I returned his bow. “You do me honor, sir. May I present my letters of introduction?”

The shichokan nodded.

I withdrew from my inside jacket the two envelopes and handed them to him.

“Please sit,” he said to me, and with a nod extended the invitation to Chief Suzuki.

We took chairs opposite the desk as he got back behind it, settling into his teakwood throne, where he put on roundlensed wire-frame glasses and read the letters. One, on embassy stationery, was from the German Ambassador to the U.S.A.; the other was from Sean Russell, Chief of Staff of the Irish Republican Army, currently in the States on a fundraising tour, and laying low after several major London and Liverpool bombings.

They were not forgeries. Wall Street boy Forrestal’s connections with wealthy supporters of the I.R.A. had made both letters possible; and the real Father Brian O’Leary of Milwaukee, a former I.R.A. advocate appalled by the recent spate of bombings, had lent his cooperation. It was a solid cover story.

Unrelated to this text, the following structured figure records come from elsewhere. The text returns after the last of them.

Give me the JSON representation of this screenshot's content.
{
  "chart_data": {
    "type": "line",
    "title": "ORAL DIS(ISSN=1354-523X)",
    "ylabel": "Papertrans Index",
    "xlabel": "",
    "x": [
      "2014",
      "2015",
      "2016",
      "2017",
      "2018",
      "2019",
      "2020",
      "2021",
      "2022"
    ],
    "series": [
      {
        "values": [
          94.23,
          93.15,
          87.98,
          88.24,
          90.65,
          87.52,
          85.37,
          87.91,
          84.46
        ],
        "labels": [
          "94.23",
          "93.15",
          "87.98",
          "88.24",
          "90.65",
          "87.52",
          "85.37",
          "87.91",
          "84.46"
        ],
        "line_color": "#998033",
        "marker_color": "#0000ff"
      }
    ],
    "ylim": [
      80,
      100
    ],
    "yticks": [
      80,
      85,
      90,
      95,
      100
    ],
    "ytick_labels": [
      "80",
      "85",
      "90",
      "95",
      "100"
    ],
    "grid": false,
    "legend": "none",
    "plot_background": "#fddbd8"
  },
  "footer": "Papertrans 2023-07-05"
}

Seeming mildly confused, the shichokan removed his glasses and rested them on the table, by the two letters, which he had not returned to their envelopes. “You are Irish? Or American?”

“I’m an American citizen,” I explained. “My parents were from Dublin. There are many of us in the United States who aid and support the I.R.A. in their righteous war on England. The reason I have come is to seek your —”

The shichokan raised a pudgy hand in a “stop” gesture, smiling; his head looked like a cookie jar with a face on it. A face with Fu Manchu whiskers, that is.

“Before we go on,” he said, in that bass that rumbled up out of his squat body like an echo up a canyon, “I will need to show your letters to kaigun bukan. I hope you will forgive this formality.”

I loved the way he made it sound like I had some kind of choice in all of this. And, of course, I had no idea what the hell a kaigun bukan was.